Latifah menjawab sambil mencoba memompa ban sepedanya, “Nggak tau kak, kenapa juga bisa gini. Padahal setengah jam lagi masuk sekolah.” Jawab Latifah dengan lembutnya. Maklum saja, memang logat jawa dan bahasa ibunya membuatnya seperti itu.

“Oh, yaudah. Ikut kakak aja yok.” Dengan besar hati aku membantunya dengan cara memboncengnya naik sepeda.

Awan-awan yang mengikuti kami saat bercerita diatas sepeda sepanjang perjalanan yang ramai akan lalu lalang masyarakat yang tersenyum ramahnya kepada kami. Tawa canda yang ada latifahtara kami menjadi obat yang efektif sebagai penghilang lelah.

Hari demi hari berlalu, sudah beberapa hari ini aku selalu pergi berboncengan dengan si Latifah.

Tak terasa sudah masuk minggu kedua, aku selalu melihat keluar sebelum pergi menuju gudang sepeda. Aku sudah melihat Latifah keluar dari Gedung Auditorium menuju gudang sepeda. Keluar bak pahlawan kesiangan menuju TKP, seperti biasa senyuman itu selalu aku lihat disetiap aku masuk kedalam gudang sepeda untuk mengambil sepeda.

 “Kak An!” panggil seorang wanita yang dari tadi ternyata berteriak dibalik lapangan hijau sambil membawa setumpuk buku, dengan mata yang memiliki garis hitam.

Aku menghampirinya dengan membawa sepedaku, “Ada apa Latifah?” tanyaku dengan singkatnya dengan penuh senyuman.

“Kak An, masih boleh nebeng nggak kak?” tanya dia sambil cengar cengir tak karuan. “Aku juga nggak tau kak, padahal kemarin udah dibenerin Pak Ujang. Sekarang kok malah bocor lagi ya sepeda aku kak. Aneh aja kak.” Ujar Latifah sambil naik ke sepedaku.

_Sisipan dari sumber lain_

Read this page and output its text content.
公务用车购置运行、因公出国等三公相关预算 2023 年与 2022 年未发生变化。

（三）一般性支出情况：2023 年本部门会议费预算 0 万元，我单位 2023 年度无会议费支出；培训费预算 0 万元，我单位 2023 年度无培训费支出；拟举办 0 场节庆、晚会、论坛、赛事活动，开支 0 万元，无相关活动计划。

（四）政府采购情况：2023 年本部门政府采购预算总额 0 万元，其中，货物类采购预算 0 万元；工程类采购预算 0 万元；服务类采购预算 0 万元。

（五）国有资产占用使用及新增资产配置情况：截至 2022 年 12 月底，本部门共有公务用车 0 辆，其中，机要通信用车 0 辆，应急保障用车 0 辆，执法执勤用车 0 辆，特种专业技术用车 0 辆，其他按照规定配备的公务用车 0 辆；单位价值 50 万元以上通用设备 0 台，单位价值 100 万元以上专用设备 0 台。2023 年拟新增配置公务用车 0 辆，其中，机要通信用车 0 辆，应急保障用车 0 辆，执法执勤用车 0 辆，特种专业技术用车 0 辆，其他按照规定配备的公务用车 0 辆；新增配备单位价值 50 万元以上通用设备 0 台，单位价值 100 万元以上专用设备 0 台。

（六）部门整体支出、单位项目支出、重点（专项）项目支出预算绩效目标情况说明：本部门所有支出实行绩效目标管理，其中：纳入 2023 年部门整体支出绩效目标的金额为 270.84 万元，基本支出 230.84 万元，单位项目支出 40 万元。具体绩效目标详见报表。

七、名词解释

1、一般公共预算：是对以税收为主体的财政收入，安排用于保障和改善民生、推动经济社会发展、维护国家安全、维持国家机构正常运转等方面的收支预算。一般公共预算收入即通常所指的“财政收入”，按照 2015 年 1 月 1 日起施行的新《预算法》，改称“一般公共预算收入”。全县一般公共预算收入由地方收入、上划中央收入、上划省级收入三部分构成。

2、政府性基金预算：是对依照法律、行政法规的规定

Ban bocor mendekatkan kami, mendekatkan aku dengan seseorang yang memang aku kagumi dari kelas 1 SMP dan akhirnya aku bisa dekat dengannya 6 tahun kemulatifah. Sungguh waktu yang lama untuk aku dapat mendekati seorang yang mungkin dapat disebut “Cinta Pertama”.

Ujian Nasional berlangsung seolah-olah menjadi momok paling menakutkan dihidup pelajar. Apalagi bagi sekolah yang memiliki sistem kelulusan ketat seperti sekolah kami.

Beberapa minggu telah berlalu, kami semua berbaring dikamar sebelum menuju kesekolah untuk melihat pengumuman hasil Ujian nasional. “Ujian Nasional Bahasa Inggris aku paling nggak bisa, entah kenapa.” Ucapku kepada teman sekamarku di asrama.

Ahmad yang sedang makan mie langsung mengubris ucapanku, “An, kamu deket sama cewek yang pinter bahasa Arab dan Inggris. Tapi kamunya sendiri nggak bisa bahasa Inggris. Malu sama cewek tu, dimana ditarok mukamu kalo dapet lebih kecil darinya.”

Kerumunan orang-orang yang seperti semut memenuhi papan pengumuman yang terpajang dikantor asrama. “Yah, paling-paling bahasa inggrisku dapet 70.” Gumamku dalam hati denga nada kesalnya.

Latifah langsung berdiri didepanku, dia menyodorkan sesuatu dan langsung berucap, “Ini ambil ya, terimakasih atas bantuannya selama ini. Selamat ya, perkiraan kamu salah, kamu dapet nilai bahasa inggris terbesar. Kamu dapet 9,8 lho An.”

Ruangan yang dipadati oleh tamu undangan, saat-saat yang menyedihkan pada fase SMA pun datang juga. Malam perpisahan yang dihadiri oleh seluruh orangtua siswa itu membawa keramaian dalam keheningan. Seolah-olah tak ada yang bisa berbicara saat itu.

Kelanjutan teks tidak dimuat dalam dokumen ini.